- City: Canonsburg, Pennsylvania
- League: NJHL
- Founded: 2007
- Home arena: Southpointe Iceoplex
- Colors: Black, purple, and white
- Owner: Barry Soskin
- Head coach: Paul Contreras

Franchise history
- 2001–2004: Traverse City Enforcers
- 2007–2009: Penn Enforcers
- 2009–present: Pittsburgh Cougars

= Pittsburgh Cougars =

The Pittsburgh Cougars are a currently dormant junior ice hockey team. The Cougars played their home games at the Iceoplex at Southpointe near Canonsburg, Pennsylvania.

==Franchise History==
The team was originally known as the Traverse City Enforcers and played in Traverse City, Michigan as a member of the now-defunct Continental Elite Hockey League from 2001 until the league folded in 2004. The TC Enforcers' home arena was Centre Ice.

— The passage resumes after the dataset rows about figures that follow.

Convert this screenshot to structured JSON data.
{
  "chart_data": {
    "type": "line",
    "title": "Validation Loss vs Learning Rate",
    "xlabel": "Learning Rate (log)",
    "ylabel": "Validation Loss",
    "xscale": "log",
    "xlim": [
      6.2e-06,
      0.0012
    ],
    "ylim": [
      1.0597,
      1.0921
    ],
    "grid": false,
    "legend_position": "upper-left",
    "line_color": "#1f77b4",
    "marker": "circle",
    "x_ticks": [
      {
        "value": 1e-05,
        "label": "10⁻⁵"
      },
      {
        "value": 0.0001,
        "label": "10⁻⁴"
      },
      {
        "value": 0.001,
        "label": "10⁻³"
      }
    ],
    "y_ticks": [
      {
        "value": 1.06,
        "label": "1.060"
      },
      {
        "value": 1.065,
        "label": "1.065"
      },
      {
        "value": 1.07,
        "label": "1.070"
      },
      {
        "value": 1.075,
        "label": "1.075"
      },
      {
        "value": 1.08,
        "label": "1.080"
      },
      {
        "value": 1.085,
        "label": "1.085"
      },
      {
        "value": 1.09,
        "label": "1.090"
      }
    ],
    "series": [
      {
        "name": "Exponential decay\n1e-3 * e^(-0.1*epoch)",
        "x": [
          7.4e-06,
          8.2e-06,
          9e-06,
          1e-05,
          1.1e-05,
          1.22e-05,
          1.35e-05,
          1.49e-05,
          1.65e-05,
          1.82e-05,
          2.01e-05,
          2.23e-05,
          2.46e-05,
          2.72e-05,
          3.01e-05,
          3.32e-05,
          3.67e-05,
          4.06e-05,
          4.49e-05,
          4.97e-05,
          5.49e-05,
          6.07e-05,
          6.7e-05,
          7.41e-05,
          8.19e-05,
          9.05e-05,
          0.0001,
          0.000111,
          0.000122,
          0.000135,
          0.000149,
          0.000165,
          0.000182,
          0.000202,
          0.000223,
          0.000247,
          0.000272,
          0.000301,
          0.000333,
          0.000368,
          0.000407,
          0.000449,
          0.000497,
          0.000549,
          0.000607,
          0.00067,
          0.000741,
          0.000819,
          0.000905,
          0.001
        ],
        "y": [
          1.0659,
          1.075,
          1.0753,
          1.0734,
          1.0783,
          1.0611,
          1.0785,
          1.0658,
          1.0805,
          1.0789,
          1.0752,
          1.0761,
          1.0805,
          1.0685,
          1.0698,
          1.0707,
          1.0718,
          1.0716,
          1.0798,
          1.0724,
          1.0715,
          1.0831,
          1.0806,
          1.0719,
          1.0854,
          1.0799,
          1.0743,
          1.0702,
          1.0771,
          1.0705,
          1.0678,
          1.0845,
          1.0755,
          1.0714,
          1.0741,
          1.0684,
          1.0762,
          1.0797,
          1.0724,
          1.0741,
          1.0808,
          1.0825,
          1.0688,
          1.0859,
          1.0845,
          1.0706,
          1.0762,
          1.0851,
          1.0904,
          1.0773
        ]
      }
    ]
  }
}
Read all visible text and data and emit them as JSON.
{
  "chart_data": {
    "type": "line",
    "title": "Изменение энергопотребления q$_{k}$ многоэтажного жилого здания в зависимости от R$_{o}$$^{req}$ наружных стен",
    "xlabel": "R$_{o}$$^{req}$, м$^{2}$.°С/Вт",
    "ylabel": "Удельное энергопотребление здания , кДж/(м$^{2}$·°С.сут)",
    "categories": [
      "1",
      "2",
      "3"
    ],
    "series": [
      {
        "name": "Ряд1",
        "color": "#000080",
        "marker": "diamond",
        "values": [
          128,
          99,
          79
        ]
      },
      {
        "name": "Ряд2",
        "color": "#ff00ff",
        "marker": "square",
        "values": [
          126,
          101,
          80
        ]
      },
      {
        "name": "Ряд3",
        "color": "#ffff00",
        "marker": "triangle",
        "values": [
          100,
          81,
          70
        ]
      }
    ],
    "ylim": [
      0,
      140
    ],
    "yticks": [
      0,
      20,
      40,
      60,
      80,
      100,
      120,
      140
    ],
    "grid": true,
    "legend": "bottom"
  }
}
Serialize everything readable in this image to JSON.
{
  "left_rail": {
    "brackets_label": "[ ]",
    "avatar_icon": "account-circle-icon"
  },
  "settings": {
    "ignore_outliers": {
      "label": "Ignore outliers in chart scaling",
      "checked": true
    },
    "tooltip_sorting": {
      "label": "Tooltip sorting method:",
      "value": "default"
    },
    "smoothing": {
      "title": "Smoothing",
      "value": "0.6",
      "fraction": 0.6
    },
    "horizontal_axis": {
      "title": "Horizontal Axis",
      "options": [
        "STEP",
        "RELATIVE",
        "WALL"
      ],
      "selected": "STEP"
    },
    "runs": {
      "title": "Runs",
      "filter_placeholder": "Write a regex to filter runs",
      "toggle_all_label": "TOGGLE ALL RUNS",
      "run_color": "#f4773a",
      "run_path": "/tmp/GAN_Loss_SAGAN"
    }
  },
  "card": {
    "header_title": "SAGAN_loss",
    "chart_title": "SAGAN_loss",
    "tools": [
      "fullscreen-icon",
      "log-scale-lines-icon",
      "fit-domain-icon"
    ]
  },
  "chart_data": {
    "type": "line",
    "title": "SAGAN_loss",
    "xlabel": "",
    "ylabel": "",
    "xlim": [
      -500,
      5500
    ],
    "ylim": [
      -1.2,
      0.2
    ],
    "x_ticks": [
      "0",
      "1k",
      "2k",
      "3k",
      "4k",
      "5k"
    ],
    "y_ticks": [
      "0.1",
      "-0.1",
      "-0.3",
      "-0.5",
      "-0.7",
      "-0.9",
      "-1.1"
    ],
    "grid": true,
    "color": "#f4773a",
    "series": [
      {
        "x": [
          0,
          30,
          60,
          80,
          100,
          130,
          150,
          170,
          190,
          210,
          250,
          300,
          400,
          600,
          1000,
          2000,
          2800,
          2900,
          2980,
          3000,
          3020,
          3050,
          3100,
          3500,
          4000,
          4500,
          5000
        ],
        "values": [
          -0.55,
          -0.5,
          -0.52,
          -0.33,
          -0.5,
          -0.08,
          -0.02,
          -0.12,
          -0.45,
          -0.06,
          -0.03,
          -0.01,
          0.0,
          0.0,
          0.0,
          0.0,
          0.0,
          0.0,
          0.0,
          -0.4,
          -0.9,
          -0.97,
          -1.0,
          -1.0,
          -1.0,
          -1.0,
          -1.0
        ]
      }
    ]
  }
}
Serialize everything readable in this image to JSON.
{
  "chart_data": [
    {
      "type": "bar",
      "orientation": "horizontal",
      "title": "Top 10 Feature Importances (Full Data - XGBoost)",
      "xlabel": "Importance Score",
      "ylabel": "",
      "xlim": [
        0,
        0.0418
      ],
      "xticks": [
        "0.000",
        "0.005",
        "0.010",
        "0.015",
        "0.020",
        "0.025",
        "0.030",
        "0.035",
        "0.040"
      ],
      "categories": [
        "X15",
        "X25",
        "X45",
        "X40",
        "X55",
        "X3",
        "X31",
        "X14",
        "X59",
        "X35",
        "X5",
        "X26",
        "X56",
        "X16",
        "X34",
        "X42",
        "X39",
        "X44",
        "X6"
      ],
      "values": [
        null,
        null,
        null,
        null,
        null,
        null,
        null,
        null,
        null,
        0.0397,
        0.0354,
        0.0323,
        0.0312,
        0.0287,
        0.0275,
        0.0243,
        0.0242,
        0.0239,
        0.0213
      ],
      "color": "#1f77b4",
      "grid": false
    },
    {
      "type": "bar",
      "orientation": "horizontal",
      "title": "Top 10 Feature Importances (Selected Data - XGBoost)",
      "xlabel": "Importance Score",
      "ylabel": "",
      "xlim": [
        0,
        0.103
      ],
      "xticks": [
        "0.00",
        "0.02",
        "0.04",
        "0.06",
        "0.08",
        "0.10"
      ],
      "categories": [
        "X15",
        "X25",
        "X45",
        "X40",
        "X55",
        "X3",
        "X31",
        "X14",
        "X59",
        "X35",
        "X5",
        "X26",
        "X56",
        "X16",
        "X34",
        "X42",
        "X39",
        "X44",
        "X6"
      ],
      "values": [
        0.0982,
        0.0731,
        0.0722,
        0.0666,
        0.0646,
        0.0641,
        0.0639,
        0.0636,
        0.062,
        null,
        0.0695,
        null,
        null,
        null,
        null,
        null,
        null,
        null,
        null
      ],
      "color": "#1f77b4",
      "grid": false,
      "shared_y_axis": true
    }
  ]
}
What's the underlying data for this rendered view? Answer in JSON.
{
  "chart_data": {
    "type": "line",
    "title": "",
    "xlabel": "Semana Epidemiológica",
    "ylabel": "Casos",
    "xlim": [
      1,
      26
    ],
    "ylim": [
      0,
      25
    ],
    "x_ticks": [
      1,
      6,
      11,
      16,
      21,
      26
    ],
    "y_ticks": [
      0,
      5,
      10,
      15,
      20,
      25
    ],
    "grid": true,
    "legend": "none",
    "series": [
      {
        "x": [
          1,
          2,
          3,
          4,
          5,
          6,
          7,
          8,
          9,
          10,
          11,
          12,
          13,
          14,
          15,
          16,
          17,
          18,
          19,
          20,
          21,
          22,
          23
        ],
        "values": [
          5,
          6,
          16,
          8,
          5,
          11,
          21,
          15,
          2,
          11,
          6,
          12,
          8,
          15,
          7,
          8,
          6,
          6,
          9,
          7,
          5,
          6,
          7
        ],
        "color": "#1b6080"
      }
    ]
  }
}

In the 2002–2003 season, Scott Gardiner, head coach of the Enforcers, won CEHL coach of the year, and goaltender Aaron Walski was named league rookie of the year.

The team was resurrected in 2007 as a member of the America East Hockey League. The team finished their first season with a record of 9 wins, 35 losses, and 6 ties. After the 2007–2008 season in the AEHL, the management announced a move to the new United Junior Hockey League. The team joined the UJHL in the fall of 2008.

The franchise became the Pittsburgh Cougars in 2009 and is currently dormant.